Violenza domestica e rischio suicidario: cosa racconta la ricerca torinese sulla sofferenza invisibile
di Redazione
21/11/2025
Tra le righe della ricerca firmata da Georgia Zara, Paola Torrioni e Agata Benfante si coglie la profondità di un fenomeno che raramente emerge nella sua interezza. La violenza agita all’interno di una relazione affettiva non rimane confinata agli episodi concreti che la rendono riconoscibile, ma si trasforma in un sistema che corrode lentamente la capacità di resistere. Lo studio dell’Università di Torino, pubblicato su Trauma, Violence & Abuse, mette ordine in una letteratura vasta e disomogenea, offrendo una lettura che non si limita ai numeri ma ricostruisce i meccanismi che portano molte donne a pensare — o tentare — il suicidio.
Quando la relazione diventa una gabbia e la morte appare come unica uscita
Il quadro che emerge dall’analisi dei 22 studi presi in esame è particolarmente duro: la violenza del partner crea condizioni psicologiche tali da far maturare una convinzione devastante, quella che la morte rappresenti l’unico modo per sottrarsi alla sofferenza. Le testimonianze riportate nella letteratura scientifica parlano di identità frantumate, di paure quotidiane, di un controllo costante che priva le vittime di ogni percezione di possibilità.
Le forme di violenza considerate — fisica, psicologica, emotiva, sessuale ed economica — non agiscono isolatamente ma si sommano, affermandosi come un ambiente totalizzante che impedisce di immaginare alternative. Questa condizione, acuita dal timore di parlarne o dall’impossibilità materiale di farlo, spinge molte donne a maturare pensieri suicidari molto prima che qualcuno riesca a intercettare la loro sofferenza.
Un presidio che può cambiare il destino: il pronto soccorso
La ricerca torinese insiste su un punto che può cambiare la traiettoria di molte vite: il pronto soccorso è spesso il primo e unico luogo in cui la persona entra in contatto con un sistema che potrebbe riconoscere la violenza. Tuttavia, accade con frequenza che la violenza non venga rilevata, e che il tentativo di suicidio venga trattato come un episodio isolato. Questo errore diagnostico e relazionale espone la donna a un pericolo immediato: tornare nella stessa casa, con lo stesso partner, nelle stesse condizioni che hanno portato al gesto.
Zara, Torrioni e Benfante sottolineano l’urgenza di formare il personale sanitario affinché sia in grado di instaurare un clima di fiducia e porre le domande che possono far emergere ciò che spesso viene taciuto. Uno screening sistematico del rischio di violenza nelle relazioni intime durante il percorso di emergenza rappresenterebbe non solo una misura sanitaria, ma un intervento di protezione che può interrompere un ciclo potenzialmente letale.

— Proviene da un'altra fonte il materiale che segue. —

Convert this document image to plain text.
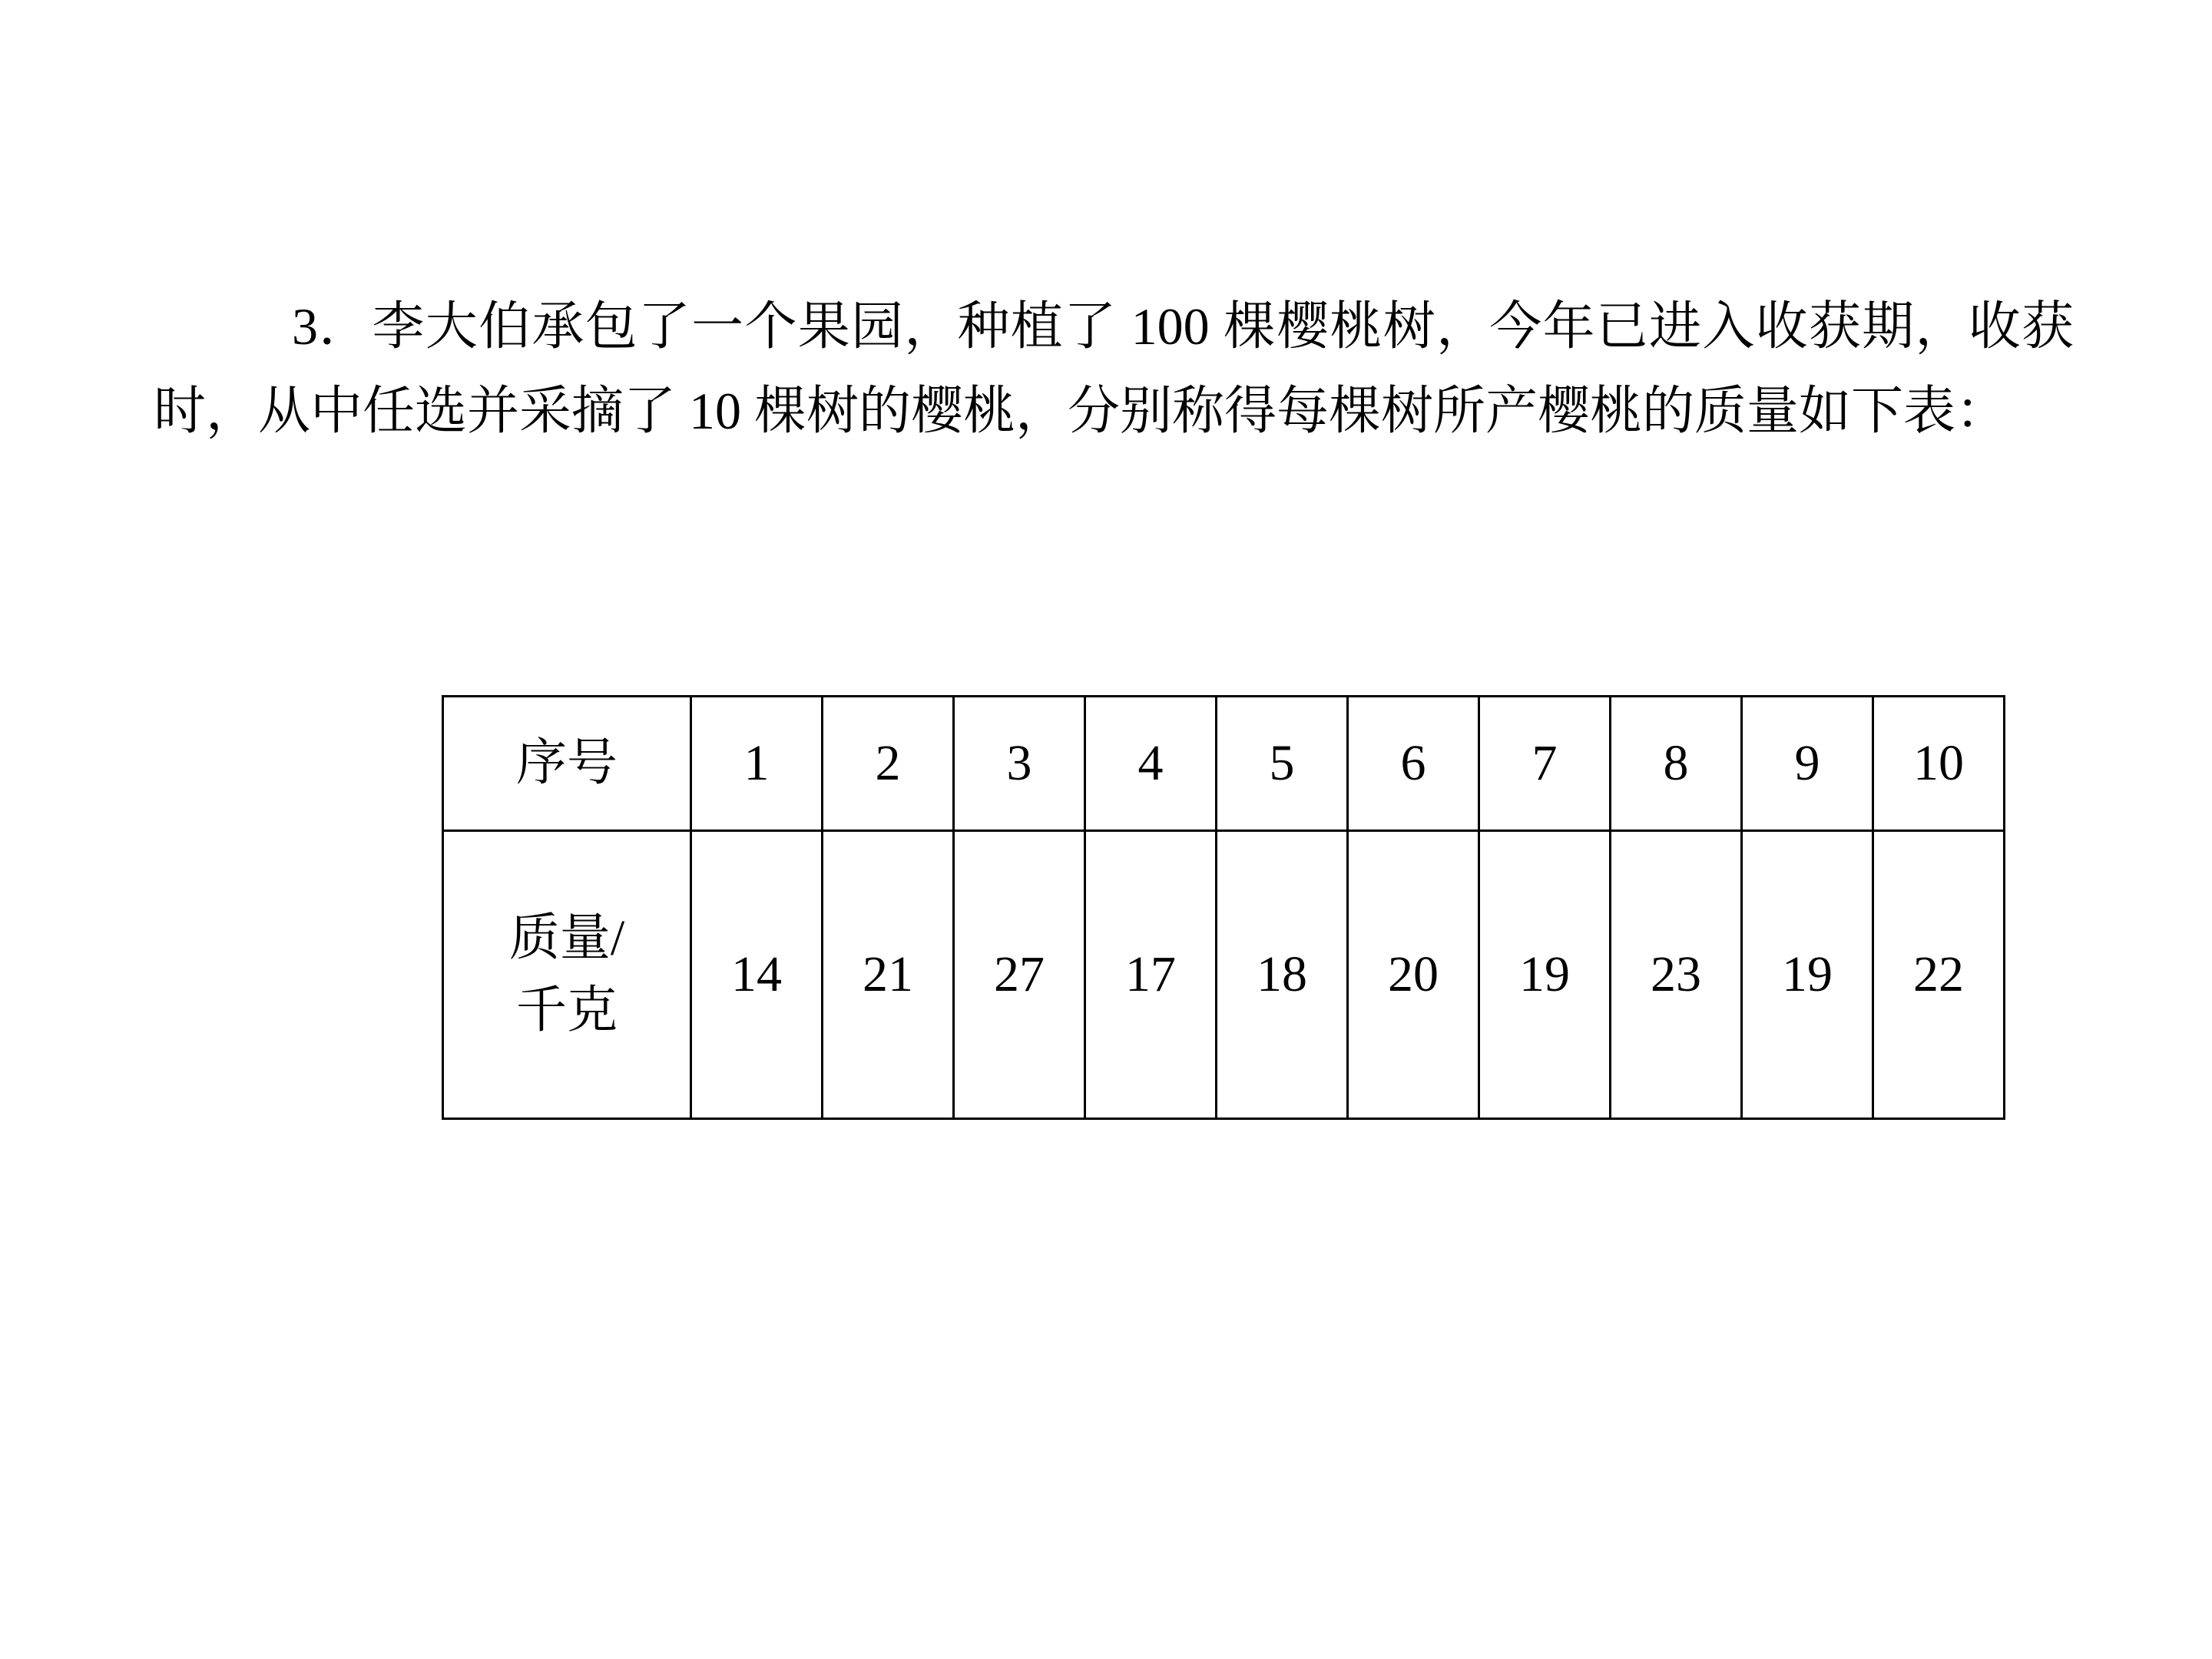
3．李大伯承包了一个果园，种植了 100 棵樱桃树，今年已进入收获期，收获时，从中任选并采摘了 10 棵树的樱桃，分别称得每棵树所产樱桃的质量如下表：
序号	1	2	3	4	5	6	7	8	9	10

质量/
千克	14	21	27	17	18	20	19	23	19	22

Lo studio, primo nel suo genere a collegare in modo strutturato violenza di partner e suicidalità nel contesto del pronto soccorso, chiama a un impegno collettivo che coinvolge istituzioni, reti territoriali e competenze multidisciplinari. Perché, quando la violenza non viene riconosciuta, ciò che accade dopo la dimissione è spesso un ritorno alla stessa sofferenza da cui si cercava di fuggire.